Surachate a déclaré que les preuves avaient été précédemment envoyées au chef de la police nationale, le général de police Kitrat Phanphet, en août 2024. Cependant, après qu'aucune enquête ou mesure disciplinaire n'a suivi, il a décidé de soumettre les documents au Parlement pour garantir la transparence et la responsabilité. Sa décision de rendre l'affaire publique, a-t-il expliqué, découlait d'un désir de maintenir l'intégrité au sein de la force, plutôt que de ternir son image.

Parmi les personnes impliquées figure un général de police supérieur identifié uniquement par l'initiale « T ». Surachate a allégué que des transferts d'argent ont été tracés non seulement vers ce général mais aussi vers les comptes de sa femme, de son frère et de sa sœur. L'ancien chef adjoint a souligné que les relevés financiers ne pouvaient être écartés comme de simples coïncidences, affirmant qu'ils font partie d'un schéma plus large de corruption impliquant des officiers chargés de démanteler les opérations de jeux en ligne.

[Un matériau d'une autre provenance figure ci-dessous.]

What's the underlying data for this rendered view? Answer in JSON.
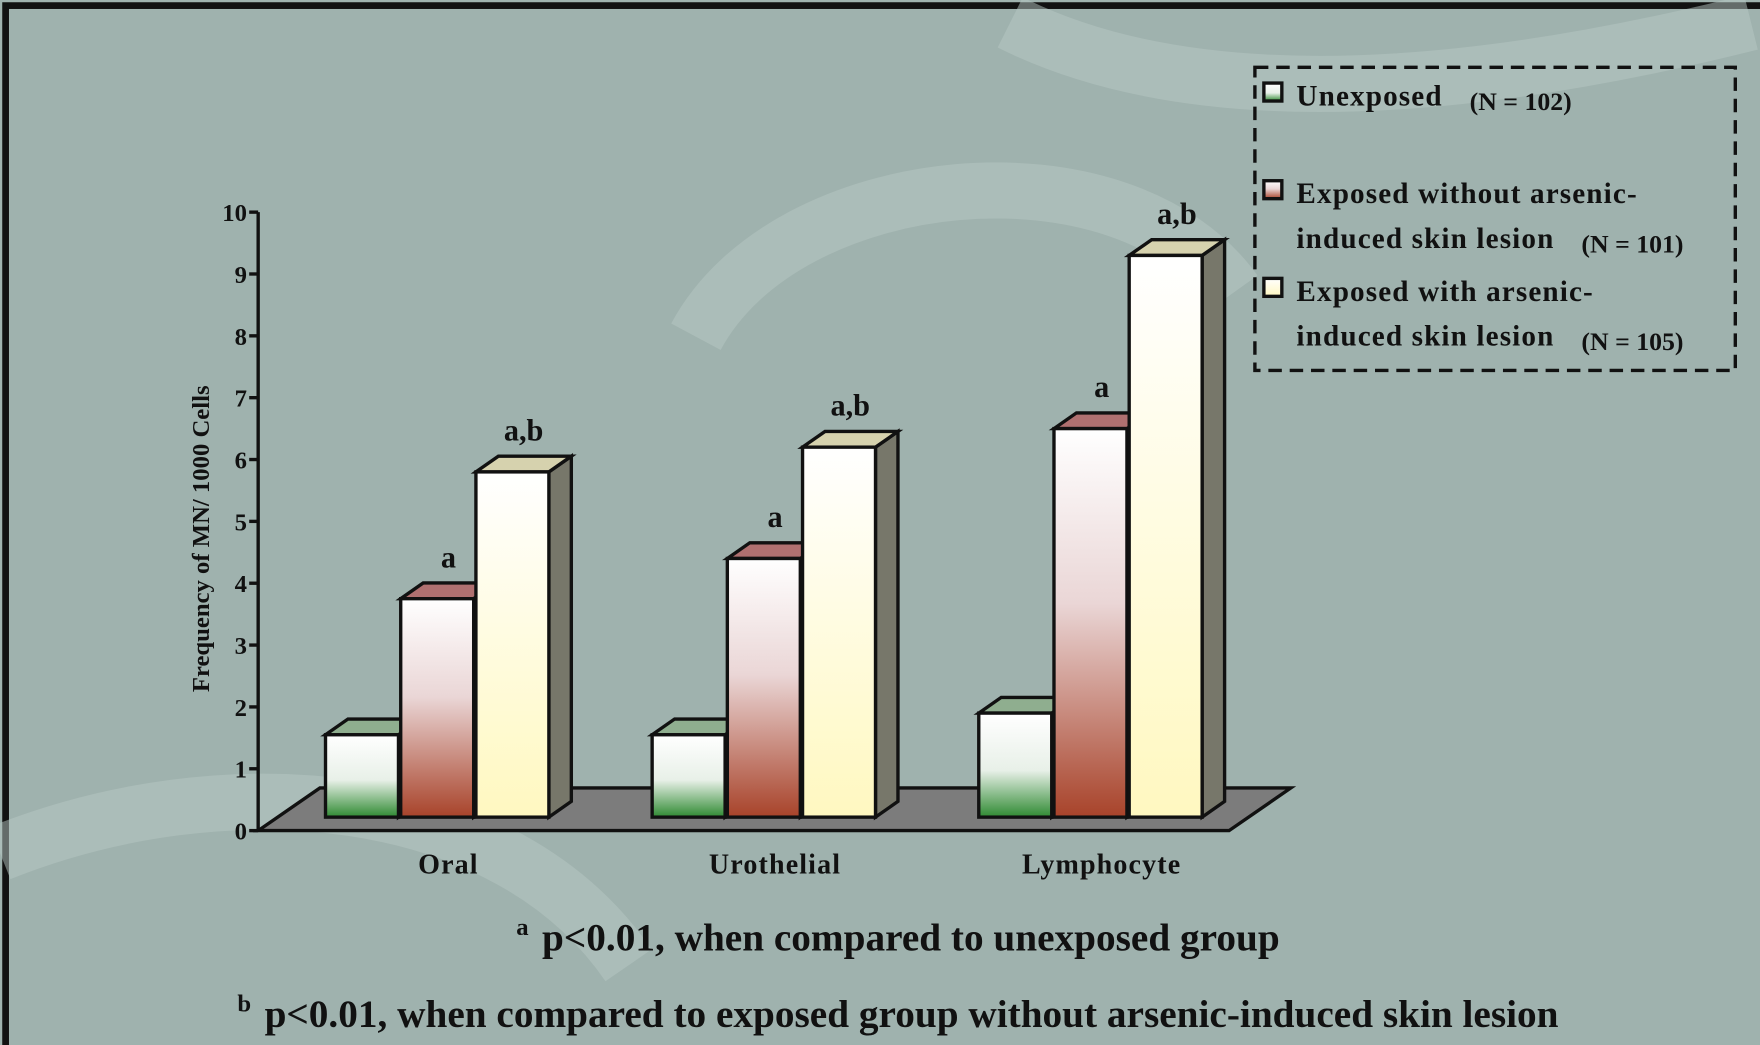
{
  "chart_data": {
    "type": "bar3d",
    "y_label": "Frequency of MN/ 1000 Cells",
    "categories": [
      "Oral",
      "Urothelial",
      "Lymphocyte"
    ],
    "series": [
      {
        "name": [
          "Unexposed"
        ],
        "n": "(N = 102)",
        "color": "#2f8a32",
        "top": "#8fae8f",
        "values": [
          1.55,
          1.55,
          1.9
        ],
        "labels": [
          null,
          null,
          null
        ]
      },
      {
        "name": [
          "Exposed without arsenic-",
          "induced skin lesion"
        ],
        "n": "(N = 101)",
        "color": "#a8432a",
        "top": "#b07070",
        "values": [
          3.75,
          4.4,
          6.5
        ],
        "labels": [
          "a",
          "a",
          "a"
        ]
      },
      {
        "name": [
          "Exposed with arsenic-",
          "induced skin lesion"
        ],
        "n": "(N = 105)",
        "color": "#fff8c0",
        "top": "#d6d2ae",
        "values": [
          5.8,
          6.2,
          9.3
        ],
        "labels": [
          "a,b",
          "a,b",
          "a,b"
        ]
      }
    ],
    "ylim": [
      0,
      10
    ],
    "yticks": [
      0,
      1,
      2,
      3,
      4,
      5,
      6,
      7,
      8,
      9,
      10
    ],
    "footnotes": [
      {
        "mark": "a",
        "text": "p<0.01, when compared to unexposed group"
      },
      {
        "mark": "b",
        "text": "p<0.01, when compared to exposed group without arsenic-induced skin lesion"
      }
    ]
  }
}
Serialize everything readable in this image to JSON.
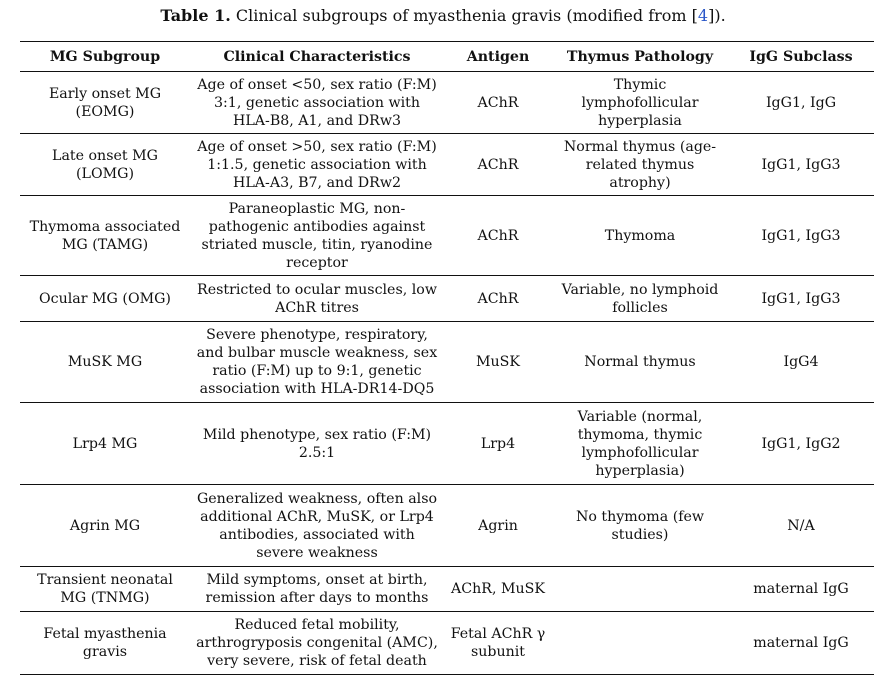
{
  "caption": {
    "label": "Table 1.",
    "text_before": "Clinical subgroups of myasthenia gravis (modified from [",
    "ref": "4",
    "text_after": "])."
  },
  "headers": [
    "MG Subgroup",
    "Clinical Characteristics",
    "Antigen",
    "Thymus Pathology",
    "IgG Subclass"
  ],
  "rows": [
    {
      "subgroup": "Early onset MG (EOMG)",
      "characteristics": "Age of onset <50, sex ratio (F:M) 3:1, genetic association with HLA-B8, A1, and DRw3",
      "antigen": "AChR",
      "thymus": "Thymic lymphofollicular hyperplasia",
      "igg": "IgG1, IgG"
    },
    {
      "subgroup": "Late onset MG (LOMG)",
      "characteristics": "Age of onset >50, sex ratio (F:M) 1:1.5, genetic association with HLA-A3, B7, and DRw2",
      "antigen": "AChR",
      "thymus": "Normal thymus (age-related thymus atrophy)",
      "igg": "IgG1, IgG3"
    },
    {
      "subgroup": "Thymoma associated MG (TAMG)",
      "characteristics": "Paraneoplastic MG, non-pathogenic antibodies against striated muscle, titin, ryanodine receptor",
      "antigen": "AChR",
      "thymus": "Thymoma",
      "igg": "IgG1, IgG3"
    },
    {
      "subgroup": "Ocular MG (OMG)",
      "characteristics": "Restricted to ocular muscles, low AChR titres",
      "antigen": "AChR",
      "thymus": "Variable, no lymphoid follicles",
      "igg": "IgG1, IgG3"
    },
    {
      "subgroup": "MuSK MG",
      "characteristics": "Severe phenotype, respiratory, and bulbar muscle weakness, sex ratio (F:M) up to 9:1, genetic association with HLA-DR14-DQ5",
      "antigen": "MuSK",
      "thymus": "Normal thymus",
      "igg": "IgG4"
    },
    {
      "subgroup": "Lrp4 MG",
      "characteristics": "Mild phenotype, sex ratio (F:M) 2.5:1",
      "antigen": "Lrp4",
      "thymus": "Variable (normal, thymoma, thymic lymphofollicular hyperplasia)",
      "igg": "IgG1, IgG2"
    },
    {
      "subgroup": "Agrin MG",
      "characteristics": "Generalized weakness, often also additional AChR, MuSK, or Lrp4 antibodies, associated with severe weakness",
      "antigen": "Agrin",
      "thymus": "No thymoma (few studies)",
      "igg": "N/A"
    },
    {
      "subgroup": "Transient neonatal MG (TNMG)",
      "characteristics": "Mild symptoms, onset at birth, remission after days to months",
      "antigen": "AChR, MuSK",
      "thymus": "",
      "igg": "maternal IgG"
    },
    {
      "subgroup": "Fetal myasthenia gravis",
      "characteristics": "Reduced fetal mobility, arthrogryposis congenital (AMC), very severe, risk of fetal death",
      "antigen": "Fetal AChR γ subunit",
      "thymus": "",
      "igg": "maternal IgG"
    }
  ]
}
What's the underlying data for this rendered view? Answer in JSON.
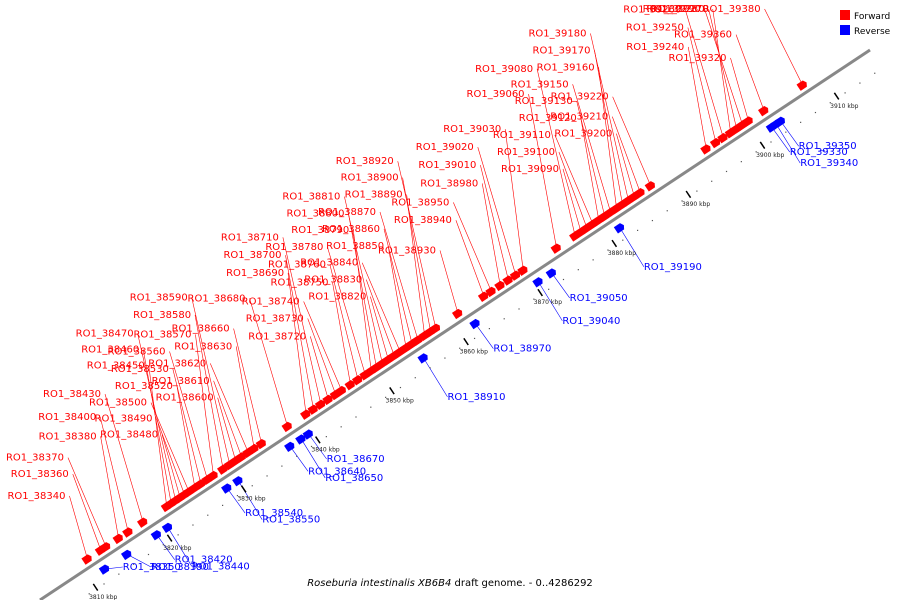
{
  "caption": {
    "organism": "Roseburia intestinalis XB6B4",
    "rest": " draft genome. - 0..4286292"
  },
  "legend": [
    {
      "label": "Forward",
      "color": "#ff0000"
    },
    {
      "label": "Reverse",
      "color": "#0000ff"
    }
  ],
  "colors": {
    "forward": "#ff0000",
    "reverse": "#0000ff",
    "axis": "#888888"
  },
  "axis": {
    "unit": "kbp",
    "ticks": [
      {
        "kbp": 3810,
        "label": "3810 kbp"
      },
      {
        "kbp": 3820,
        "label": "3820 kbp"
      },
      {
        "kbp": 3830,
        "label": "3830 kbp"
      },
      {
        "kbp": 3840,
        "label": "3840 kbp"
      },
      {
        "kbp": 3850,
        "label": "3850 kbp"
      },
      {
        "kbp": 3860,
        "label": "3860 kbp"
      },
      {
        "kbp": 3870,
        "label": "3870 kbp"
      },
      {
        "kbp": 3880,
        "label": "3880 kbp"
      },
      {
        "kbp": 3890,
        "label": "3890 kbp"
      },
      {
        "kbp": 3900,
        "label": "3900 kbp"
      },
      {
        "kbp": 3910,
        "label": "3910 kbp"
      }
    ]
  },
  "genes": [
    {
      "label": "RO1_38340",
      "strand": "forward",
      "kbp": 3811.0
    },
    {
      "label": "RO1_38350",
      "strand": "reverse",
      "kbp": 3812.0
    },
    {
      "label": "RO1_38360",
      "strand": "forward",
      "kbp": 3812.8
    },
    {
      "label": "RO1_38370",
      "strand": "forward",
      "kbp": 3813.5
    },
    {
      "label": "RO1_38380",
      "strand": "forward",
      "kbp": 3815.2
    },
    {
      "label": "RO1_38390",
      "strand": "reverse",
      "kbp": 3815.0
    },
    {
      "label": "RO1_38400",
      "strand": "forward",
      "kbp": 3816.5
    },
    {
      "label": "RO1_38420",
      "strand": "reverse",
      "kbp": 3819.0
    },
    {
      "label": "RO1_38430",
      "strand": "forward",
      "kbp": 3818.5
    },
    {
      "label": "RO1_38440",
      "strand": "reverse",
      "kbp": 3820.5
    },
    {
      "label": "RO1_38450",
      "strand": "forward",
      "kbp": 3821.7
    },
    {
      "label": "RO1_38460",
      "strand": "forward",
      "kbp": 3822.3
    },
    {
      "label": "RO1_38470",
      "strand": "forward",
      "kbp": 3822.9
    },
    {
      "label": "RO1_38480",
      "strand": "forward",
      "kbp": 3823.5
    },
    {
      "label": "RO1_38490",
      "strand": "forward",
      "kbp": 3824.1
    },
    {
      "label": "RO1_38500",
      "strand": "forward",
      "kbp": 3824.7
    },
    {
      "label": "RO1_38520",
      "strand": "forward",
      "kbp": 3825.5
    },
    {
      "label": "RO1_38530",
      "strand": "forward",
      "kbp": 3826.3
    },
    {
      "label": "RO1_38540",
      "strand": "reverse",
      "kbp": 3828.5
    },
    {
      "label": "RO1_38550",
      "strand": "reverse",
      "kbp": 3830.0
    },
    {
      "label": "RO1_38560",
      "strand": "forward",
      "kbp": 3827.2
    },
    {
      "label": "RO1_38570",
      "strand": "forward",
      "kbp": 3828.0
    },
    {
      "label": "RO1_38580",
      "strand": "forward",
      "kbp": 3829.3
    },
    {
      "label": "RO1_38590",
      "strand": "forward",
      "kbp": 3830.2
    },
    {
      "label": "RO1_38600",
      "strand": "forward",
      "kbp": 3831.0
    },
    {
      "label": "RO1_38610",
      "strand": "forward",
      "kbp": 3831.8
    },
    {
      "label": "RO1_38620",
      "strand": "forward",
      "kbp": 3832.7
    },
    {
      "label": "RO1_38630",
      "strand": "forward",
      "kbp": 3833.5
    },
    {
      "label": "RO1_38640",
      "strand": "reverse",
      "kbp": 3837.0
    },
    {
      "label": "RO1_38650",
      "strand": "reverse",
      "kbp": 3838.5
    },
    {
      "label": "RO1_38660",
      "strand": "forward",
      "kbp": 3834.5
    },
    {
      "label": "RO1_38670",
      "strand": "reverse",
      "kbp": 3839.5
    },
    {
      "label": "RO1_38680",
      "strand": "forward",
      "kbp": 3838.0
    },
    {
      "label": "RO1_38690",
      "strand": "forward",
      "kbp": 3840.5
    },
    {
      "label": "RO1_38700",
      "strand": "forward",
      "kbp": 3841.5
    },
    {
      "label": "RO1_38710",
      "strand": "forward",
      "kbp": 3842.5
    },
    {
      "label": "RO1_38720",
      "strand": "forward",
      "kbp": 3843.5
    },
    {
      "label": "RO1_38730",
      "strand": "forward",
      "kbp": 3844.5
    },
    {
      "label": "RO1_38740",
      "strand": "forward",
      "kbp": 3845.3
    },
    {
      "label": "RO1_38750",
      "strand": "forward",
      "kbp": 3846.5
    },
    {
      "label": "RO1_38760",
      "strand": "forward",
      "kbp": 3847.5
    },
    {
      "label": "RO1_38780",
      "strand": "forward",
      "kbp": 3848.5
    },
    {
      "label": "RO1_38790",
      "strand": "forward",
      "kbp": 3849.3
    },
    {
      "label": "RO1_38800",
      "strand": "forward",
      "kbp": 3850.0
    },
    {
      "label": "RO1_38810",
      "strand": "forward",
      "kbp": 3850.8
    },
    {
      "label": "RO1_38820",
      "strand": "forward",
      "kbp": 3851.6
    },
    {
      "label": "RO1_38830",
      "strand": "forward",
      "kbp": 3852.4
    },
    {
      "label": "RO1_38840",
      "strand": "forward",
      "kbp": 3853.2
    },
    {
      "label": "RO1_38850",
      "strand": "forward",
      "kbp": 3854.0
    },
    {
      "label": "RO1_38860",
      "strand": "forward",
      "kbp": 3854.8
    },
    {
      "label": "RO1_38870",
      "strand": "forward",
      "kbp": 3855.6
    },
    {
      "label": "RO1_38890",
      "strand": "forward",
      "kbp": 3856.5
    },
    {
      "label": "RO1_38900",
      "strand": "forward",
      "kbp": 3857.3
    },
    {
      "label": "RO1_38910",
      "strand": "reverse",
      "kbp": 3855.0
    },
    {
      "label": "RO1_38920",
      "strand": "forward",
      "kbp": 3858.0
    },
    {
      "label": "RO1_38930",
      "strand": "forward",
      "kbp": 3861.0
    },
    {
      "label": "RO1_38940",
      "strand": "forward",
      "kbp": 3864.5
    },
    {
      "label": "RO1_38950",
      "strand": "forward",
      "kbp": 3865.5
    },
    {
      "label": "RO1_38970",
      "strand": "reverse",
      "kbp": 3862.0
    },
    {
      "label": "RO1_38980",
      "strand": "forward",
      "kbp": 3866.7
    },
    {
      "label": "RO1_39010",
      "strand": "forward",
      "kbp": 3867.8
    },
    {
      "label": "RO1_39020",
      "strand": "forward",
      "kbp": 3868.8
    },
    {
      "label": "RO1_39030",
      "strand": "forward",
      "kbp": 3869.8
    },
    {
      "label": "RO1_39040",
      "strand": "reverse",
      "kbp": 3870.5
    },
    {
      "label": "RO1_39050",
      "strand": "reverse",
      "kbp": 3872.3
    },
    {
      "label": "RO1_39060",
      "strand": "forward",
      "kbp": 3874.3
    },
    {
      "label": "RO1_39080",
      "strand": "forward",
      "kbp": 3876.8
    },
    {
      "label": "RO1_39090",
      "strand": "forward",
      "kbp": 3877.6
    },
    {
      "label": "RO1_39100",
      "strand": "forward",
      "kbp": 3878.4
    },
    {
      "label": "RO1_39110",
      "strand": "forward",
      "kbp": 3879.2
    },
    {
      "label": "RO1_39120",
      "strand": "forward",
      "kbp": 3880.0
    },
    {
      "label": "RO1_39130",
      "strand": "forward",
      "kbp": 3880.8
    },
    {
      "label": "RO1_39150",
      "strand": "forward",
      "kbp": 3881.6
    },
    {
      "label": "RO1_39160",
      "strand": "forward",
      "kbp": 3882.4
    },
    {
      "label": "RO1_39170",
      "strand": "forward",
      "kbp": 3883.2
    },
    {
      "label": "RO1_39180",
      "strand": "forward",
      "kbp": 3884.0
    },
    {
      "label": "RO1_39190",
      "strand": "reverse",
      "kbp": 3881.5
    },
    {
      "label": "RO1_39200",
      "strand": "forward",
      "kbp": 3884.8
    },
    {
      "label": "RO1_39210",
      "strand": "forward",
      "kbp": 3885.6
    },
    {
      "label": "RO1_39220",
      "strand": "forward",
      "kbp": 3887.0
    },
    {
      "label": "RO1_39240",
      "strand": "forward",
      "kbp": 3894.5
    },
    {
      "label": "RO1_39250",
      "strand": "forward",
      "kbp": 3895.8
    },
    {
      "label": "RO1_39260",
      "strand": "forward",
      "kbp": 3896.8
    },
    {
      "label": "RO1_39270",
      "strand": "forward",
      "kbp": 3897.8
    },
    {
      "label": "RO1_39280",
      "strand": "forward",
      "kbp": 3898.6
    },
    {
      "label": "RO1_39290",
      "strand": "forward",
      "kbp": 3899.4
    },
    {
      "label": "RO1_39320",
      "strand": "forward",
      "kbp": 3900.2
    },
    {
      "label": "RO1_39330",
      "strand": "reverse",
      "kbp": 3902.0
    },
    {
      "label": "RO1_39340",
      "strand": "reverse",
      "kbp": 3902.6
    },
    {
      "label": "RO1_39350",
      "strand": "reverse",
      "kbp": 3903.2
    },
    {
      "label": "RO1_39360",
      "strand": "forward",
      "kbp": 3902.3
    },
    {
      "label": "RO1_39380",
      "strand": "forward",
      "kbp": 3907.5
    }
  ]
}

Dans une déclaration lors de l'audience, Surachate a déclaré qu'il parlait en tant que citoyen après son renvoi des forces de police. Il a insisté sur le fait que sa motivation était enracinée dans un sens de la justice, notant que la corruption présumée au sein des rangs de la police nuirait à la confiance du public. « Je n'attaque pas l'institution de la police,» a-t-il clarifié, ajoutant que ses remarques passées décrivant la police comme « la plus grande organisation criminelle » visaient uniquement les éléments corrompus au sein des 200 000 membres de la force, et non l'ensemble de l'institution.

Surachate a également accusé Kitrat d'avoir tenté de l'isoler au sein de la communauté policière après que ses commentaires soient devenus publics. Il a réitéré que son objectif n'était pas une vengeance personnelle mais de révéler une mauvaise conduite qui sape la crédibilité des forces de l'ordre thaïlandaises.

Le président du comité, Rangsiman Rome, a confirmé que le groupe examinera les preuves et convoquera les officiers accusés pour les interroger. Il a déclaré que le comité prend les allégations au sérieux et a l'intention de déterminer si des fonctionnaires de l'État ont enfreint la loi en acceptant des fonds provenant de syndicats de paris illégaux.

L'affaire ajoute une nouvelle couche à la lutte continue de la Thaïlande contre la corruption au sein des forces de l'ordre et l'influence croissante des jeux en ligne. Si elles sont avérées, les accusations pourraient marquer l'un des plus grands scandales d'intégrité de l'histoire récente de la police thaïlandaise, alimentant davantage les exigences du public pour la transparence et la réforme au sein du système policier national.